Pelteobagrus is a doubtful genus of bagrid catfishes found in eastern Asia. The taxonomy of this genus is unclear and many authorities treat it as a junior synonym of Tachysurus and the type species of the genus, is Silurus calvarius which is a synonym of Tachysurus sinensis.

== Species ==
The following species have been in Pelteobagrus at some point:
- Pelteobagrus argentivittatus (Regan, 1905); valid as Tachysurus argentivittatus
- Pelteobagrus brashnikowi (Berg, 1907); valid as Tachysurus brashnikowi
- Pelteobagrus crassilabris (Günther, 1864); valid as Tachysurus crassilabris
- Pelteobagrus crassirostris (Regan, 1913); valid as Tachysurus crassirosris
- Pelteobagrus eupogon (Boulenger, 1892); valid as Tachysurus eupogon
- Pelteobagrus fui (Miao, 1934); valid as Tachysurus fui
- Pelteobagrus fulvidraco (Richardson, 1846); valid as Tachysurus sinensis Lacepède, 1803
- Pelteobagrus intermedius (Nichols & Pope, 1927); valid as Tachysurus intermedius
- Pelteobagrus kyphus (Mai, 1978); valid as Tachysurus kyphus
- Pelteobagrus mica (Gromov, 1970); valid as Tachysurus mica
- Pelteobagrus microps (Rendahl, 1933); valid as Tachysurus microps
- Pelteobagrus nitidus (Sauvage & Dabry de Thiersant, 1874); valid as Tachysurus nitidus
- Pelteobagrus nudiceps (Sauvage, 1883); valid as Tachysurus nudiceps
- Pelteobagrus ornatus (Duncker, 1904); valid as Hyalobagrus ornatus
- Pelteobagrus ransonnettii (Steindachner, 1887); valid as Tachysurus aurantiacus (Temminck & Schlegel, 1846)
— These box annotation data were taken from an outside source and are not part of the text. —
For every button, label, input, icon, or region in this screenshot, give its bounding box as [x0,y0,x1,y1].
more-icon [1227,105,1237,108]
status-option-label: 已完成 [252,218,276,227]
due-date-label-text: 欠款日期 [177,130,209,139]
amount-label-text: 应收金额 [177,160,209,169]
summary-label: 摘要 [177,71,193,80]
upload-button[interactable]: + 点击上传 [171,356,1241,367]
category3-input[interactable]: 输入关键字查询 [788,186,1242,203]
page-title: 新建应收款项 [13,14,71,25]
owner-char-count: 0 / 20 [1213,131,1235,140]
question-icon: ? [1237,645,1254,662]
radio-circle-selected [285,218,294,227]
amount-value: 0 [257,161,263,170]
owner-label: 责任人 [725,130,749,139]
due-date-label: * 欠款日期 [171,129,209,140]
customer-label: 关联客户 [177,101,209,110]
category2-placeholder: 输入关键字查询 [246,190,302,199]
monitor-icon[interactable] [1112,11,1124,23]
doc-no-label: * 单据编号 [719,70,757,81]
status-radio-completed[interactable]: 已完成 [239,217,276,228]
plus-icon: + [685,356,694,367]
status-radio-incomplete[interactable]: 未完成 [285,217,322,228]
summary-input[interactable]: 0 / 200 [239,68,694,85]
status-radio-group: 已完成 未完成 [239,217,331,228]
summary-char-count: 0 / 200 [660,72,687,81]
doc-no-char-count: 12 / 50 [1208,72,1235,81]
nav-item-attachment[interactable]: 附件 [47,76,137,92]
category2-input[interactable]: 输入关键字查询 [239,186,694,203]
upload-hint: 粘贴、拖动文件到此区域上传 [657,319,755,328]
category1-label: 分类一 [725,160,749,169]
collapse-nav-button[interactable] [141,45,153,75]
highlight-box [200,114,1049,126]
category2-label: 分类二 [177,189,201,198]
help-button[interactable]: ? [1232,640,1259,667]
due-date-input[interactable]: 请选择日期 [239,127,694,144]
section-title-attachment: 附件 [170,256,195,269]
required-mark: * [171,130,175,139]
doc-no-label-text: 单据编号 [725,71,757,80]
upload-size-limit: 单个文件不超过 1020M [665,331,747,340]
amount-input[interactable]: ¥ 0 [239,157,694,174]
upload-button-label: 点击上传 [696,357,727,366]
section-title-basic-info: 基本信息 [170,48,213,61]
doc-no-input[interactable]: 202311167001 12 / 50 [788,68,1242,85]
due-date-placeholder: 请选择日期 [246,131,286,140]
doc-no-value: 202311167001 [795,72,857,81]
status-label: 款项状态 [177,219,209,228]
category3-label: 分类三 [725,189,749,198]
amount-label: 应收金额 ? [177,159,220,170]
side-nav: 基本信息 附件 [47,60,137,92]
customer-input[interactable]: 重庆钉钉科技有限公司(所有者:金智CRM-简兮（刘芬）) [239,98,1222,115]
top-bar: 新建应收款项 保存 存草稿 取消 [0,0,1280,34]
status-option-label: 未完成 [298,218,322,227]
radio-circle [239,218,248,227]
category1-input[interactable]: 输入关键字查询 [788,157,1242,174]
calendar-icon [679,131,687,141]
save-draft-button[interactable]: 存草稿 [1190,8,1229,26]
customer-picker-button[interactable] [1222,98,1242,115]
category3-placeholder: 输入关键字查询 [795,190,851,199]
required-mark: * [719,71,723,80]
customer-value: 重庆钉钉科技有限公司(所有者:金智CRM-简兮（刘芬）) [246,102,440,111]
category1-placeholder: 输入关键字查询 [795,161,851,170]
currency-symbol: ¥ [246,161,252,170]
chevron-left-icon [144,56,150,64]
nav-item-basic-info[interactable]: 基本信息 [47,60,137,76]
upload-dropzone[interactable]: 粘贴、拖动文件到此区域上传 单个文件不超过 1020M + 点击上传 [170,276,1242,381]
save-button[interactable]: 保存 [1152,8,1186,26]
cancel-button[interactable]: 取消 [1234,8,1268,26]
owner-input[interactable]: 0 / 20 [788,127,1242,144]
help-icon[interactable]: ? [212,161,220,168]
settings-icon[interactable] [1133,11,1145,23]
- Pelteobagrus tenuifurcatus (Nichols, 1931); valid as Tachysurus tenuifurcatus
- Pelteobagrus tonkinensis Nguyen, 2006; valid as Tachysurus tonkinensis
- Pelteobagrus ussuriensis (Dybowski, 1872); valid as Tachysurus ussuriensis
- Pelteobagrus vachellii (Richardson, 1846); valid as Tachysurus vachellii
- Pelteobagrus virgatus (Oshima, 1926); valid as Tachysurus virgatus
- Pelteobagrus wangi (Miao, 1934); species inquirenda in Tachysurus
- Pelteobagrus wittenburgii (Popta, 1911); valid as Tachysurus sinensis Lacepède, 1803

FishBase currently shows two valid species in this genus, P. eupogon and P. tonkinensis.